A janela que está se abrindo
O mercado está mudando. A crescente adoção de IA em ferramentas de CRM e análise reduziu drasticamente o custo e a complexidade de construir uma infraestrutura de dados própria. O que antes exigia uma equipe de engenharia hoje pode ser configurado com ferramentas acessíveis e um processo claro.
Além disso, o fã brasileiro está cada vez mais acostumado a interagir diretamente com marcas via WhatsApp, um canal que o festival ainda não usa com inteligência. O Brasil tem a maior taxa de adoção de WhatsApp Business do mundo. É um canal de comunicação direto, pessoal e com taxa de abertura de quase 98%.
O festival que começar a construir sua base de dados própria hoje estará três edições à frente da concorrência em 2028.
O que fazer agora
O passo inicial não é tecnológico. É estratégico: decidir que os dados dos seus fãs são um ativo do festival, não um subproduto que fica nas plataformas de terceiros.
Depois disso, vem o mapeamento: quais dados você já tem? Onde estão? O que pode ser consolidado? O que precisa ser coletado com permissão?
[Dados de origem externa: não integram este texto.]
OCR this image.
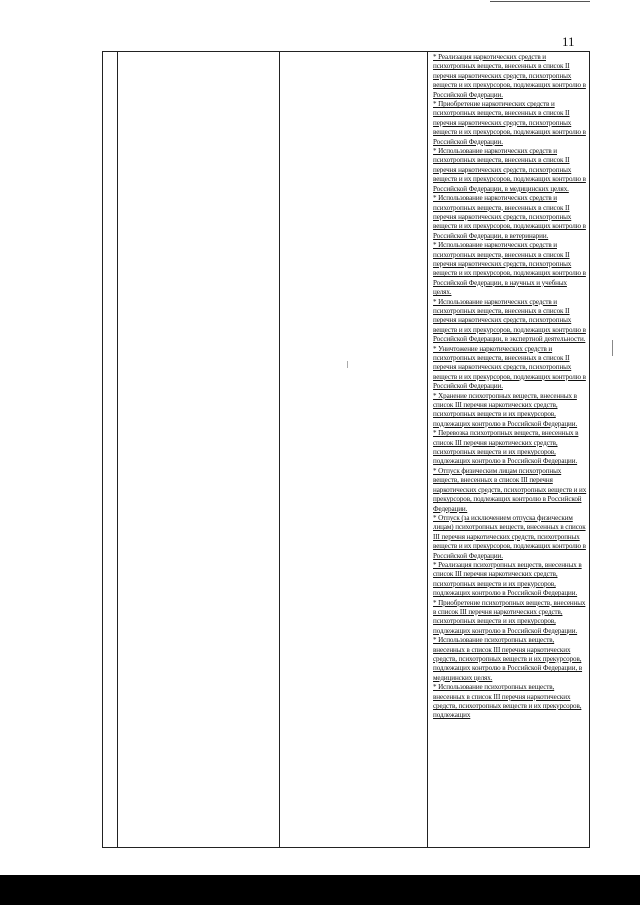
11

* Реализация наркотических средств и психотропных веществ, внесенных в список II перечня наркотических средств, психотропных веществ и их прекурсоров, подлежащих контролю в Российской Федерации.

* Приобретение наркотических средств и психотропных веществ, внесенных в список II перечня наркотических средств, психотропных веществ и их прекурсоров, подлежащих контролю в Российской Федерации.

* Использование наркотических средств и психотропных веществ, внесенных в список II перечня наркотических средств, психотропных веществ и их прекурсоров, подлежащих контролю в Российской Федерации, в медицинских целях.

* Использование наркотических средств и психотропных веществ, внесенных в список II перечня наркотических средств, психотропных веществ и их прекурсоров, подлежащих контролю в Российской Федерации, в ветеринарии.

* Использование наркотических средств и психотропных веществ, внесенных в список II перечня наркотических средств, психотропных веществ и их прекурсоров, подлежащих контролю в Российской Федерации, в научных и учебных целях.

* Использование наркотических средств и психотропных веществ, внесенных в список II перечня наркотических средств, психотропных веществ и их прекурсоров, подлежащих контролю в Российской Федерации, в экспертной деятельности.

* Уничтожение наркотических средств и психотропных веществ, внесенных в список II перечня наркотических средств, психотропных веществ и их прекурсоров, подлежащих контролю в Российской Федерации.

* Хранение психотропных веществ, внесенных в список III перечня наркотических средств, психотропных веществ и их прекурсоров, подлежащих контролю в Российской Федерации.

* Перевозка психотропных веществ, внесенных в список III перечня наркотических средств, психотропных веществ и их прекурсоров, подлежащих контролю в Российской Федерации.

* Отпуск физическим лицам психотропных веществ, внесенных в список III перечня наркотических средств, психотропных веществ и их прекурсоров, подлежащих контролю в Российской Федерации.

* Отпуск (за исключением отпуска физическим лицам) психотропных веществ, внесенных в список III перечня наркотических средств, психотропных веществ и их прекурсоров, подлежащих контролю в Российской Федерации.

* Реализация психотропных веществ, внесенных в список III перечня наркотических средств, психотропных веществ и их прекурсоров, подлежащих контролю в Российской Федерации.

* Приобретение психотропных веществ, внесенных в список III перечня наркотических средств, психотропных веществ и их прекурсоров, подлежащих контролю в Российской Федерации.

* Использование психотропных веществ, внесенных в список III перечня наркотических средств, психотропных веществ и их прекурсоров, подлежащих контролю в Российской Федерации, в медицинских целях.

* Использование психотропных веществ, внесенных в список III перечня наркотических средств, психотропных веществ и их прекурсоров, подлежащих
O Brasil tem a audiência. Tem o engajamento. Tem a fidelidade cultural. O que falta é a estrutura para transformar tudo isso em dados que você possui, que você controla, e que trabalham para você entre uma edição e outra.
Se o Brasil é o terceiro maior mercado de streaming do mundo, por que os festivais brasileiros ainda não sabem quem são seus fãs?